Welt-Premiere für Vostell

■ Eine Weltpremiere, DDR-Premiere sowieso: Der Westberliner Maler Wolf Vostell stellt sein Gemälde „9. November 1989-Berlin“ vor. Galerie am Weidendamm, noch bis 25. März.

Herausforderer, Provozierer, Enthüller. Schon sein in Beton eingegossener Kadillac „Ruhender Verkehr“ trieb bei den der Idylle zugeneigten Westberliner Bürgern den Adrenalinspiegel hoch, stand dahinter doch die Behauptung, die Lebensraüme in der überreichen Gesellschaft seien verbaut, verkrustet, die Menschen selbst gar schon fast Beton... Vostell hatte Nachahmer: Spaßvögel stellten seinem Zivilisationsmonument einen in Beton eingegossenen Trabi vis a vis. Der Trabi mußte wieder weg. Vostells Plastik blieb, an einem Künstler wie ihn kommen auch harmonisierungswütige Kulturpolitiker nicht vorbei.
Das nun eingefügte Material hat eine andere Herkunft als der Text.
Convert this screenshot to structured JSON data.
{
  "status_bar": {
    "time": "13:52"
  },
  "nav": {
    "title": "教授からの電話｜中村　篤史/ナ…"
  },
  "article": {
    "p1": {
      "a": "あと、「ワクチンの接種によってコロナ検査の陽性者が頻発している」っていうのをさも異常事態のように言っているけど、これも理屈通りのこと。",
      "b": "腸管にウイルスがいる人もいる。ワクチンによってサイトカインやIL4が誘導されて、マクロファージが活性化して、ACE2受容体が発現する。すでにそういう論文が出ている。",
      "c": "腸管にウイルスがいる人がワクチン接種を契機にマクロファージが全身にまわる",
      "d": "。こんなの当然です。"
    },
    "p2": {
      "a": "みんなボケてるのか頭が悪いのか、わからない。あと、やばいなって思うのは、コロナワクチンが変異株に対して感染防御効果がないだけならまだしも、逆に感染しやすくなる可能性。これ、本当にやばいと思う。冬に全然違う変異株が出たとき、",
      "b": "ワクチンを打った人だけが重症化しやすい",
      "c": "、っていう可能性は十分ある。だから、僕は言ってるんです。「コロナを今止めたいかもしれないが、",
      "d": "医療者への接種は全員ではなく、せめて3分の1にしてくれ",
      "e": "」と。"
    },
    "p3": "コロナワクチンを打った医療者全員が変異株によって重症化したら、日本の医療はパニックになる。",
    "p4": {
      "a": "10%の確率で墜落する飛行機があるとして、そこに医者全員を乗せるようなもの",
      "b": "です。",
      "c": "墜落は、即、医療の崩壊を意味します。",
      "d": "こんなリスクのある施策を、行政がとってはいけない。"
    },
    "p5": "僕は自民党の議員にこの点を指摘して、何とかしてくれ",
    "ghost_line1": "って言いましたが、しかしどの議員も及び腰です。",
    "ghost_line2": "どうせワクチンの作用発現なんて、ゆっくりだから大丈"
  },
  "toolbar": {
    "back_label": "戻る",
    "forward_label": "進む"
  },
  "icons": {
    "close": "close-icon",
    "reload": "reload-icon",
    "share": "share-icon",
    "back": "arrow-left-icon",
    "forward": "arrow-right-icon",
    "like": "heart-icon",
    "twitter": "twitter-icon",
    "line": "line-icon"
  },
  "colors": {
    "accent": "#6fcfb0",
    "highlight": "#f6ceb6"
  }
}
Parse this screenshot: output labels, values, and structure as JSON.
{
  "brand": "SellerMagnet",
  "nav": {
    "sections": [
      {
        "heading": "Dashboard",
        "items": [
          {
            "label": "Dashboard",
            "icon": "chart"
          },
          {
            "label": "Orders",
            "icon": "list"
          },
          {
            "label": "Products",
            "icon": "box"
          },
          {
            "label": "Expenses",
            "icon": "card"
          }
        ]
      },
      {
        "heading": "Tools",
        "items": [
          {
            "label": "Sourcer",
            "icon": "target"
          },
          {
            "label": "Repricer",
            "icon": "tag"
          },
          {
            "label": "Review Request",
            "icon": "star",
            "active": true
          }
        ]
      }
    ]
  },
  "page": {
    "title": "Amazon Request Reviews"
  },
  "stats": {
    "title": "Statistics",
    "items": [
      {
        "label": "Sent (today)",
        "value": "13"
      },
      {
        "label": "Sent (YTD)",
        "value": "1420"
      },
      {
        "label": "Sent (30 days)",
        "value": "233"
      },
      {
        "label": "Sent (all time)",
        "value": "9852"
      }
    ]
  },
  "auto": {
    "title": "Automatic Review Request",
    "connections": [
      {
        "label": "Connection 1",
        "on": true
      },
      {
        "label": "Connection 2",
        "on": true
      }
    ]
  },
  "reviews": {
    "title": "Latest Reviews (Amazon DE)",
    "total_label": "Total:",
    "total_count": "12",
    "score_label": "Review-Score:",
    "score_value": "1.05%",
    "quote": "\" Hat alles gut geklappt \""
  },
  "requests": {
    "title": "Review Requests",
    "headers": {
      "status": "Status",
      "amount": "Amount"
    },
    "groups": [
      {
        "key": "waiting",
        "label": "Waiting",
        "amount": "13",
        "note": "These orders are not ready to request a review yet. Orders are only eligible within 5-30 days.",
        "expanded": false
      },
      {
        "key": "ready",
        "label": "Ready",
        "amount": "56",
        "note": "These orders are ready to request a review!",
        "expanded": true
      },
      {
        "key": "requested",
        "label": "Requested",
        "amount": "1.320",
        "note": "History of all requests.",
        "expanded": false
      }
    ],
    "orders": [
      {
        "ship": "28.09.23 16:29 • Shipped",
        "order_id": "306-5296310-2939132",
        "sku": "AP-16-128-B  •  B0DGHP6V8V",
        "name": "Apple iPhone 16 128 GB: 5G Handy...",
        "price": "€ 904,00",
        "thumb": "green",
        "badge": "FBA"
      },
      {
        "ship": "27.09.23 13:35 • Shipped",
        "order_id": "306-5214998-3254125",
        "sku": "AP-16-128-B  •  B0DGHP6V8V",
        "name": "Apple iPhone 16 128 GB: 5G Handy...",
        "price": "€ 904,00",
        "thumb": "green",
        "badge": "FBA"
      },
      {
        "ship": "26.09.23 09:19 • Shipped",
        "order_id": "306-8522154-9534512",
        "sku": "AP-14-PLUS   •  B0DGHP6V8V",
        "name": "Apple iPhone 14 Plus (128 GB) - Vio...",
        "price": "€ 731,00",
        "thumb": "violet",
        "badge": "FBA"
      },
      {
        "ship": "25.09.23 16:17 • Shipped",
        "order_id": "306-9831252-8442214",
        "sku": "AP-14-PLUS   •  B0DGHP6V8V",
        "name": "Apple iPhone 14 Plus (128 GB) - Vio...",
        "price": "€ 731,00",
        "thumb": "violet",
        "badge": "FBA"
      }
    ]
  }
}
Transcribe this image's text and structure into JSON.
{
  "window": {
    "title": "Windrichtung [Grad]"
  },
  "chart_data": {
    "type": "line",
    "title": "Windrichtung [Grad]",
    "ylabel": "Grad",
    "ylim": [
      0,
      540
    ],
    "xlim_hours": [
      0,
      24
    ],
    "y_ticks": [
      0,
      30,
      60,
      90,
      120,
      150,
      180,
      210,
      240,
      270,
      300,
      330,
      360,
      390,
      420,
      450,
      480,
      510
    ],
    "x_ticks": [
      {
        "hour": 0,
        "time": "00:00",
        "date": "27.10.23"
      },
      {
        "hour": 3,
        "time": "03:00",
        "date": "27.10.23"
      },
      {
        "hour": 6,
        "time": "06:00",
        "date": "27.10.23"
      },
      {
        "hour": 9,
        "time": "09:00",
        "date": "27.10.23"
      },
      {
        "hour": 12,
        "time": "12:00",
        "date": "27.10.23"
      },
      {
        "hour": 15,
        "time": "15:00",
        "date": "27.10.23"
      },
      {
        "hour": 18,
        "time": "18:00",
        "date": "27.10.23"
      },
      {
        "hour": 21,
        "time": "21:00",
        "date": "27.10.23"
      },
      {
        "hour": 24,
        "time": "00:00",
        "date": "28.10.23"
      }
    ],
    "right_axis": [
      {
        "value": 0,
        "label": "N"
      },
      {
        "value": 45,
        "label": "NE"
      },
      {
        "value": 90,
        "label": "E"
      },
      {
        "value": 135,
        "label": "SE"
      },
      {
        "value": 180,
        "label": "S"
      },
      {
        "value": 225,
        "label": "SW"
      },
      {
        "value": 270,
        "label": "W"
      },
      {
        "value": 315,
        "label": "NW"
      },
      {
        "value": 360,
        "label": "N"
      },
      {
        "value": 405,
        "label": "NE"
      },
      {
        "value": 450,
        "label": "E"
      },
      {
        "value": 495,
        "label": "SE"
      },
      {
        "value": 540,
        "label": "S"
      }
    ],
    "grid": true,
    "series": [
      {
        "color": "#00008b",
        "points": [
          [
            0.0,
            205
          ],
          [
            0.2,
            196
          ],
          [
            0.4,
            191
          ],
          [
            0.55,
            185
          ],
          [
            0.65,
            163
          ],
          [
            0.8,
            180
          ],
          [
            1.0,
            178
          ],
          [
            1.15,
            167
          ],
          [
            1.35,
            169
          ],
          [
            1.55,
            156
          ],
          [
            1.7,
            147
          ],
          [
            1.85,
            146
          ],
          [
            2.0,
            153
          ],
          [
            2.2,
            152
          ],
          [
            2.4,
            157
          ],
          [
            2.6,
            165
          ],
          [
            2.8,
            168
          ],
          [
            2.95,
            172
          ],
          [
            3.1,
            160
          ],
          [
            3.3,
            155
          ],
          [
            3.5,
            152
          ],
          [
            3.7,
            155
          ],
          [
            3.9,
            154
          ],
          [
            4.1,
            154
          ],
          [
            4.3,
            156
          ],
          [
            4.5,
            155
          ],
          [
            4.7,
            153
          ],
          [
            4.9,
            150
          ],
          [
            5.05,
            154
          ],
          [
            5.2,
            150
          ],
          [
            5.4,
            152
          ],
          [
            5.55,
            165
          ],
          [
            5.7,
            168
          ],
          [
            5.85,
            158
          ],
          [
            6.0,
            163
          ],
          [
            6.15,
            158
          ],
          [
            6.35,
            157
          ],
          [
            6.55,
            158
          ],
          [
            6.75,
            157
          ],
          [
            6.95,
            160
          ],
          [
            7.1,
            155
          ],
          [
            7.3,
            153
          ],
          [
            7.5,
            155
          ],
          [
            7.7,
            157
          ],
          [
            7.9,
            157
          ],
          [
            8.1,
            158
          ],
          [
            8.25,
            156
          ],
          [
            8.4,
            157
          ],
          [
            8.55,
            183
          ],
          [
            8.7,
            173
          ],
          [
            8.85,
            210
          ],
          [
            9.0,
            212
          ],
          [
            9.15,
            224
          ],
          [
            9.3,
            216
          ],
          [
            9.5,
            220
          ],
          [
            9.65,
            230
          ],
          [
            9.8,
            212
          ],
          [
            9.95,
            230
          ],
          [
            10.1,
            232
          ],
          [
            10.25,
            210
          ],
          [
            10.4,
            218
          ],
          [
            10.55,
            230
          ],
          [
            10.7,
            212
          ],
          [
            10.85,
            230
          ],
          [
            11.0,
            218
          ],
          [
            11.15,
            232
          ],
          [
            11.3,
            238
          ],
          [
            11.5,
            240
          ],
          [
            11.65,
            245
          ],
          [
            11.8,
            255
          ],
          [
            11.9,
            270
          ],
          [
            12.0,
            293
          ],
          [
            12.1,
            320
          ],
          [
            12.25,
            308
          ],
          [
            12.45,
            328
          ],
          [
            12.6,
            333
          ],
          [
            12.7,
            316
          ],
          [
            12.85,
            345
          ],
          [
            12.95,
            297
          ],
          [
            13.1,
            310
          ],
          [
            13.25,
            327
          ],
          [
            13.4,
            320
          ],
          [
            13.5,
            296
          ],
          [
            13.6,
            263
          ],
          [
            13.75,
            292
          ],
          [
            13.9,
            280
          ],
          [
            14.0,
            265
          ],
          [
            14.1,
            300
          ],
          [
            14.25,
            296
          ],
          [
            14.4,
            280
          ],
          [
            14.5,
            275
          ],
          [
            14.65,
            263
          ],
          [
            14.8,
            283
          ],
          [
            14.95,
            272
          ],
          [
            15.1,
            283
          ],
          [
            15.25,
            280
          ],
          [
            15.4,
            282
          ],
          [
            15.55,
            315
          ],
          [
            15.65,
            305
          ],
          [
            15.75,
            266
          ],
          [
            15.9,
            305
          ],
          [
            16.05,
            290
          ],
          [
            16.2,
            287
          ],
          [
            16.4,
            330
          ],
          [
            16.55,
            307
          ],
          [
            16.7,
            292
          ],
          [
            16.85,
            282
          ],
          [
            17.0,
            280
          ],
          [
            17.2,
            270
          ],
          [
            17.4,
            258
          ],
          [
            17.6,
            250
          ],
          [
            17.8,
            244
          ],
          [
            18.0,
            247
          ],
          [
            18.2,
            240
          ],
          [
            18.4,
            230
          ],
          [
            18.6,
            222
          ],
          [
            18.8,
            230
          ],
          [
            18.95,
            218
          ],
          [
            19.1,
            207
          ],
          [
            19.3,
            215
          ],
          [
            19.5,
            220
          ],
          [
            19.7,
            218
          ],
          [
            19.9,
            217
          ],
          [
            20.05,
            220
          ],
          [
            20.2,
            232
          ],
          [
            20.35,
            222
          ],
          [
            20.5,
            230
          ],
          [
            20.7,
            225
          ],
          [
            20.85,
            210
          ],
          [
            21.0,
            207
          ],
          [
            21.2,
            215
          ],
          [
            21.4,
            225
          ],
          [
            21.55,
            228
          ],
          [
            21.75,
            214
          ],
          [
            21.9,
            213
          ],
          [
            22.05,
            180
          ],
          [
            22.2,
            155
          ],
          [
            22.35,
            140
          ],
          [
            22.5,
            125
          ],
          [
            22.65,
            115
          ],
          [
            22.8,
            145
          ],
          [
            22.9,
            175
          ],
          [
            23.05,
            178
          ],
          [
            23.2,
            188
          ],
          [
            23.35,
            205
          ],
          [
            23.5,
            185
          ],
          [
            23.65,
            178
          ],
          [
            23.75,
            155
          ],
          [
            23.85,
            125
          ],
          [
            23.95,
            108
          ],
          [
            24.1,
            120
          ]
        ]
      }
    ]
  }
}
Nun gibt es also dieses neue Bild von ihm, daneben auch interessante Studien zum Werk, auf keiner fehlt der Mauerpickel.

Wieder folgt Vostell ganz seinen Prinzipien: Er de -collagiert, zerstört Verhülltes, legt Schichten frei, entdeckt so Deformationen. Und er betoniert, weist auf starre Lebensräume, Formen, auf zu Blei geronnene Abgase, zu Teer verdicktes Blut, auf manipulierte Körper, Menschen, fremdbestimmt. Das Gemälde ist reliefhaft, er arbeitete monocrom, mit Blei, Lack, Spray, Acrylfarbe, Beton auf Leinwand, ein Bild vom bröckelnden, brechenden Mythos. In der Nacht des Mauer-Falls war Vostell nicht in Berlin, sondern in Spanien, TV-vermittelt erlebte er die Sensation. Wenige Tage später, zurückgekehrt, begann er wie besessen zu arbeiten. Aber nicht die Euphorie der Massen beschäftigte ihn am meisten, sondern das Darunter, Dahinterliegende. Das Kommende. Deshalb diese schemenhaften, erneut deformierten Menschengestalten, deshalb die TV-Augen hinter Mauerdurchbrüchen. Voyeure, kaltäugig, bizarre Geräusche verursachend. Vostells Bild hat eine aufreizende, aber schmerzhafte Ambivalenz. Das Betonmonster, das schmerz- und blutbesudelte, bröckelt, aber die alten Widersprüche und Vorurteile sind da, neue reißen auf. Konflikte. Alte und neue Absurditäten der Realität. Nein, sagt Vostell, er habe Surreales gar nicht nötig, die Wirklichkeit hat die Visionen eingeholt. Und dennoch habe er eine Vision: Daß die Menschen ihre Freiheit richtig nutzen. Das Wohin und das Wie und Warum...

Er hat 200 Siebdrucke mitgebracht, den Erlös dafür schenkt der Künstler der neuen Stiftung Kunstforum Deutscher Dom Berlin.